La economía, lógicamente, se ha beneficiado con esa transformación, pero no parece probable que el afán de lucro haya podido modificar las tradiciones de los dominicanos de forma tan radical. Sin entrar en consideraciones acerca de causas de otra índole, en el orden religioso, moral o cultural, es posible mencionar un factor de tipo económico que ha incidido sobre la actitud de la población.
Ese factor consiste en el cambio que ha tenido lugar en la forma como se desenvuelven las actividades productivas. Solía ser cierto que la vida en tiempos pasados discurría a lo largo de cauces muy regimentados. La jornada laboral estaba bastante confinada a horas del día, con el sol “afuera”. Las noches eran más tranquilas, pasadas usualmente con la familia. No había televisión de 24 horas, ni internet, ni teléfonos celulares. El tránsito era benigno, y las distancias eran cortas, lo que permitía almorzar y descansar en casa al mediodía. Los sitios de esparcimiento operaban dentro de horarios estrictos. Y los encuentros con amigos se celebraban usualmente en las casas. Esa regimentación estaba presente en los pueblos y ciudades, y era aun más intensa en los campos y comarcas rurales.

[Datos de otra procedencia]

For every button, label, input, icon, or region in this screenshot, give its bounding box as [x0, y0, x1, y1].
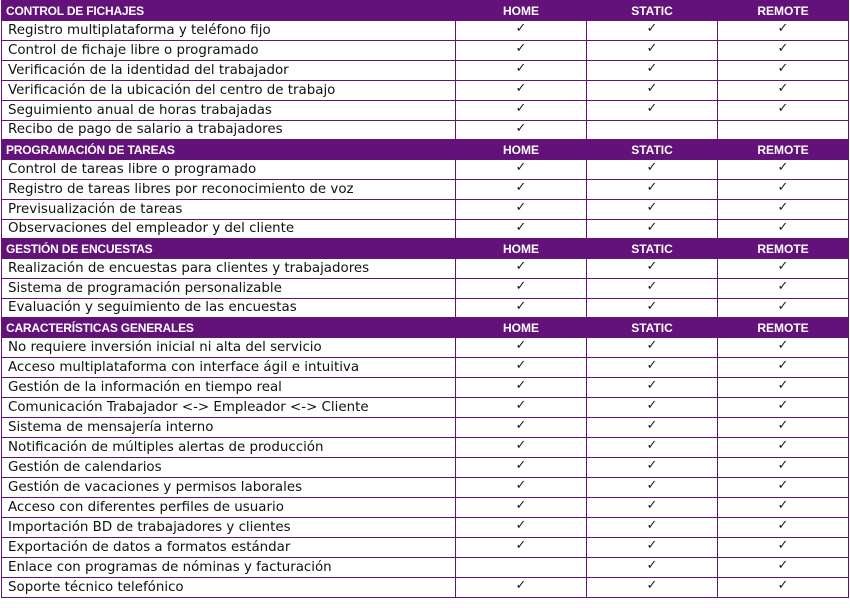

Eran los tiempos en que la agricultura y la industria predominaban en la composición del PIB. A medida que fue creciendo la participación de los servicios, provistos a cualquier hora y sin ataduras a ubicaciones específicas, la demanda y la oferta se encargaron de romper los horarios habituales. Aumentó el poder adquisitivo no dedicado a la subsistencia. Las ocasiones de recreación se hicieron más escasas. Y la Semana Santa pasó a ser una de esas ocasiones.